MoneySuperMarket: Buyers will rush to complete before SDLT deadline
Buyers will need to rush in order to complete before the stamp duty holiday deadline of 30 June, according to MoneySuperMarket.
The 70-day time period is just under the 77 days that the average property purchase is taking to complete, while the average purchase for a first-time buyer takes 99 days, homemovers take 88 and remortgaging takes 71.
The scheme was originally scheduled to come to an end in March but was extended to 30 June in the Chancellor’s March Budget.
Following the extension of the holiday, MoneySuperMarket noted a 421% increase in mortgage enquiries, with 90% LTV deals representing 39% of this figure.
Nearly two thirds (63%) of home hunters are in the market as a result of the scheme.
25-34 year olds are the most likely to take advantage, with 71% having bought a home or claiming that they intend to do so as a result of its introduction.
The research by MoneySuperMarket also revealed an increase in the number of 95% LTV mortgages on the market; a total of 70 deals are currently available, up from 12 at the start of the year, a 483% rise, though still down substantially by 67% on the 214 deals available in January 2020.

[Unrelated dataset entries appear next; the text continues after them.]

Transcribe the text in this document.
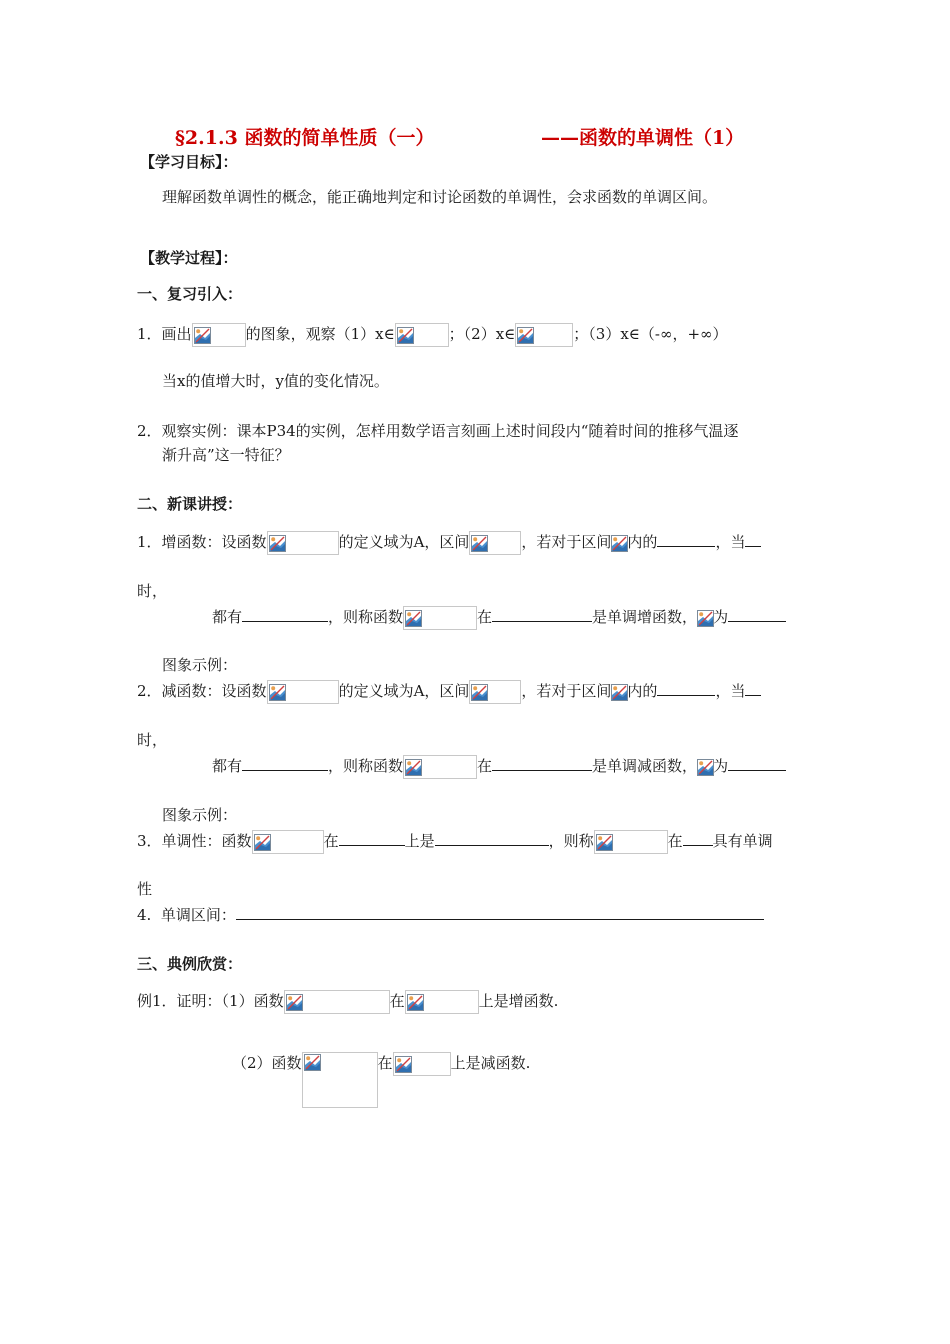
§2.1.3 函数的简单性质（一）	——函数的单调性（1）
【学习目标】：
理解函数单调性的概念，能正确地判定和讨论函数的单调性，会求函数的单调区间。
【教学过程】：
一、复习引入：
1．画出	的图象，观察（1）x∈	；（2）x∈	；（3）x∈（-∞，+∞）
当x的值增大时，y值的变化情况。
2．观察实例：课本P34的实例，怎样用数学语言刻画上述时间段内“随着时间的推移气温逐
渐升高”这一特征？
二、新课讲授：
1．增函数：设函数	的定义域为A，区间	，若对于区间 内的	，当
时，
都有	，则称函数	在	是单调增函数， 为
图象示例：
2．减函数：设函数	的定义域为A，区间	，若对于区间 内的	，当
时，
都有	，则称函数	在	是单调减函数， 为
图象示例：
3．单调性：函数	在	上是	，则称	在 具有单调
性
4. 单调区间：
三、典例欣赏：
例1．证明：（1）函数	在	上是增函数.
（2）函数	在	上是减函数.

MoneySuperMarket has seen a 71% uplift in enquiries for first-time buyer 95% mortgages in the seven days between 12 April and 19 April when the announcement was made.

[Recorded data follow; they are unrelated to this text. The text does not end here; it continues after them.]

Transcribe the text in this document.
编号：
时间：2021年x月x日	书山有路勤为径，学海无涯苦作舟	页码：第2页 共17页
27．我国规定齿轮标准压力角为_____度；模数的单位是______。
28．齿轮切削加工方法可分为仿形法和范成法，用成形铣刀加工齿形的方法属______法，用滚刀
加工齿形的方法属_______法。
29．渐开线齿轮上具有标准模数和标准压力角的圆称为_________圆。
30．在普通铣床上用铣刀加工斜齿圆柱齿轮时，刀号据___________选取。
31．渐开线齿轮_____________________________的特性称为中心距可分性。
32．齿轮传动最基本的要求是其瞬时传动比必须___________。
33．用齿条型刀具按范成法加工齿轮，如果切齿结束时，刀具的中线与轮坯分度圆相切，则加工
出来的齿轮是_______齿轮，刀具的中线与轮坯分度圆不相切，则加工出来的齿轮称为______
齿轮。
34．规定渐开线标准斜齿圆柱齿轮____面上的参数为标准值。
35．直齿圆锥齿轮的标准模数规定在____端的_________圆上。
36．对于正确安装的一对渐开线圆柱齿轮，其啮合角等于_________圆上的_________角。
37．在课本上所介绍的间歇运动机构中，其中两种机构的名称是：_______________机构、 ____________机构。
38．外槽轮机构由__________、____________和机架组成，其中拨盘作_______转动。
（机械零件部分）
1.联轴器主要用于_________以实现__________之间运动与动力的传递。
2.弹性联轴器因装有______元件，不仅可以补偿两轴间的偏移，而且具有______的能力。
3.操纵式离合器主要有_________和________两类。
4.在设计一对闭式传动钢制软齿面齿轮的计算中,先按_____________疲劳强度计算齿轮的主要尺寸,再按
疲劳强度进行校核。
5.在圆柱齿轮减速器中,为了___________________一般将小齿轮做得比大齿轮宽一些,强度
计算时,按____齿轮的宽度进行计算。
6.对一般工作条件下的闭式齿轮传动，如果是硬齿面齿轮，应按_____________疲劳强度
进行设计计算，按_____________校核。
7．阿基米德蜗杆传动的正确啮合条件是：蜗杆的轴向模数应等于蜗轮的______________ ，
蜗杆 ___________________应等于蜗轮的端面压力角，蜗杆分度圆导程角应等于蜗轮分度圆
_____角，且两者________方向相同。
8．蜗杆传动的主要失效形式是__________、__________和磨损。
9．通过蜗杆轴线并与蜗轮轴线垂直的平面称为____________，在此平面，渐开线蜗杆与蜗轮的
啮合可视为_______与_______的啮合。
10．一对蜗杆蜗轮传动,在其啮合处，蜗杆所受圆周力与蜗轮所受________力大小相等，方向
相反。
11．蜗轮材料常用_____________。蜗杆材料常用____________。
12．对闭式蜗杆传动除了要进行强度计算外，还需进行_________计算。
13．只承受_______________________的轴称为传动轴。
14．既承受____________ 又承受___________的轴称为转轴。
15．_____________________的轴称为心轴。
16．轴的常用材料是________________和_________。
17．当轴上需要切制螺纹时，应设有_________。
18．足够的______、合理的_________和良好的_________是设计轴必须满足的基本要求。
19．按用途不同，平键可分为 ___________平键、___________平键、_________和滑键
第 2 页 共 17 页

Fixed-rate mortgages continue to receive the most interest from visitors to, with 2-year fixed rate deals more popular than 5-year fixed rate deals with first-time buyers, those looking to remortgage, home movers and buy-to-let purchasers.
Jo Thornhill, finance expert at MoneySuperMarket, said: “The stamp duty holiday extension has been hugely popular but those seeking to take advantage of it better hurry with the deadline now only ten weeks away.

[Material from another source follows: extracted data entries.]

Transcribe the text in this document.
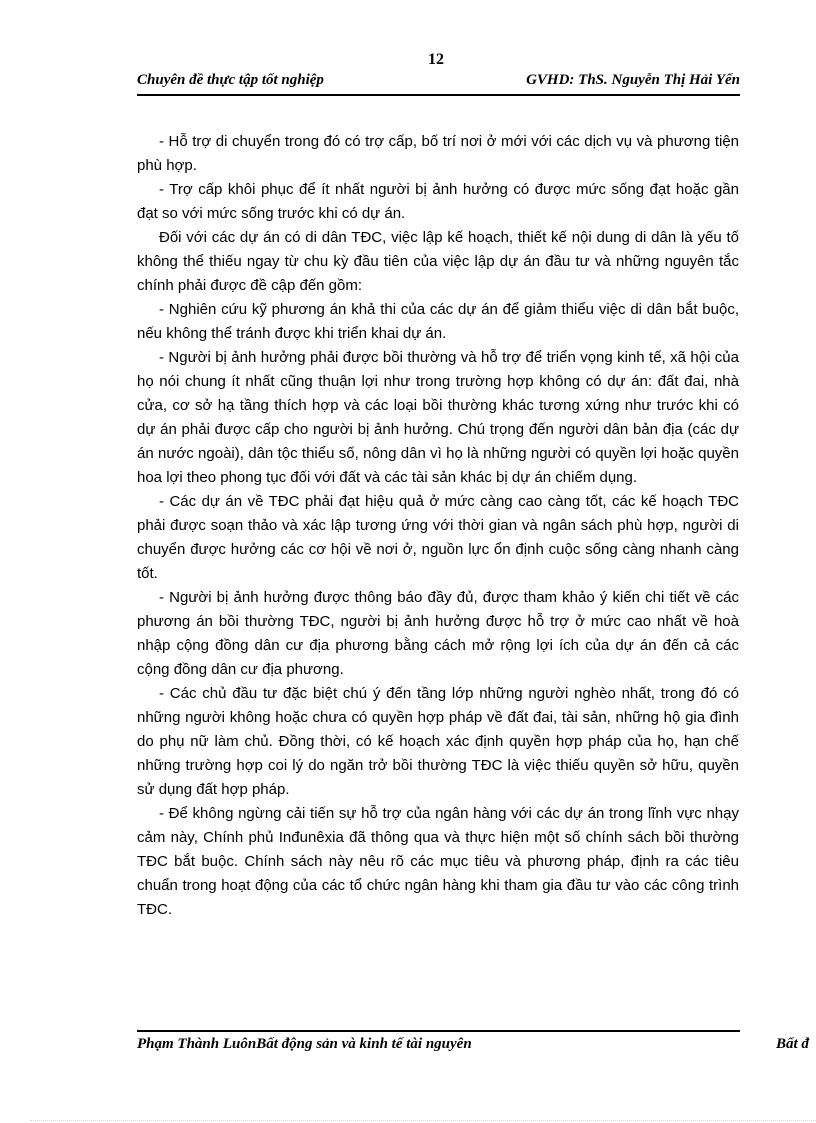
12
Chuyên đề thực tập tốt nghiệp	GVHD: ThS. Nguyễn Thị Hải Yến

- Hỗ trợ di chuyển trong đó có trợ cấp, bố trí nơi ở mới với các dịch vụ và phương tiện phù hợp.

- Trợ cấp khôi phục để ít nhất người bị ảnh hưởng có được mức sống đạt hoặc gần đạt so với mức sống trước khi có dự án.

Đối với các dự án có di dân TĐC, việc lập kế hoạch, thiết kế nội dung di dân là yếu tố không thể thiếu ngay từ chu kỳ đầu tiên của việc lập dự án đầu tư và những nguyên tắc chính phải được đề cập đến gồm:

- Nghiên cứu kỹ phương án khả thi của các dự án để giảm thiểu việc di dân bắt buộc, nếu không thể tránh được khi triển khai dự án.

- Người bị ảnh hưởng phải được bồi thường và hỗ trợ để triển vọng kinh tế, xã hội của họ nói chung ít nhất cũng thuận lợi như trong trường hợp không có dự án: đất đai, nhà cửa, cơ sở hạ tầng thích hợp và các loại bồi thường khác tương xứng như trước khi có dự án phải được cấp cho người bị ảnh hưởng. Chú trọng đến người dân bản địa (các dự án nước ngoài), dân tộc thiểu số, nông dân vì họ là những người có quyền lợi hoặc quyền hoa lợi theo phong tục đối với đất và các tài sản khác bị dự án chiếm dụng.

- Các dự án về TĐC phải đạt hiệu quả ở mức càng cao càng tốt, các kế hoạch TĐC phải được soạn thảo và xác lập tương ứng với thời gian và ngân sách phù hợp, người di chuyển được hưởng các cơ hội về nơi ở, nguồn lực ổn định cuộc sống càng nhanh càng tốt.

- Người bị ảnh hưởng được thông báo đầy đủ, được tham khảo ý kiến chi tiết về các phương án bồi thường TĐC, người bị ảnh hưởng được hỗ trợ ở mức cao nhất về hoà nhập cộng đồng dân cư địa phương bằng cách mở rộng lợi ích của dự án đến cả các cộng đồng dân cư địa phương.

- Các chủ đầu tư đặc biệt chú ý đến tầng lớp những người nghèo nhất, trong đó có những người không hoặc chưa có quyền hợp pháp về đất đai, tài sản, những hộ gia đình do phụ nữ làm chủ. Đồng thời, có kế hoạch xác định quyền hợp pháp của họ, hạn chế những trường hợp coi lý do ngăn trở bồi thường TĐC là việc thiếu quyền sở hữu, quyền sử dụng đất hợp pháp.

- Để không ngừng cải tiến sự hỗ trợ của ngân hàng với các dự án trong lĩnh vực nhạy cảm này, Chính phủ Inđunêxia đã thông qua và thực hiện một số chính sách bồi thường TĐC bắt buộc. Chính sách này nêu rõ các mục tiêu và phương pháp, định ra các tiêu chuẩn trong hoạt động của các tổ chức ngân hàng khi tham gia đầu tư vào các công trình TĐC.

Phạm Thành LuônBất động sản và kinh tế tài nguyên	Bất đ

“With the average home purchase taking 77 days to complete, many will be cutting it fine.
“However, if you’re chain-free and have only just started looking, you should still have enough time if you act now.
“Our research shows that the situation for first time buyers is slowly improving: there are significantly more 95% LTV deals on the market than in January and, following the start of the government’s new 95% mortgage guarantee scheme on Monday, the availability of mortgages for buyers with a 5% deposit looks set to increase.
“While we welcome the government’s moves, there remains a long way to go if we’re going to see a reduction in the challenges that exist for first time buyers.
“We’d like the government to think about long term solutions for making home ownership a reality for more Brits, particularly those who think it is out of their reach.
“As the current economic environment remains uncertain, it comes as no surprise that the most popular mortgages are fixed, with homeowners opting for 2-year deals in greater numbers than 5-year deals – something which suggests people are more content to hedge their bets in the short term.”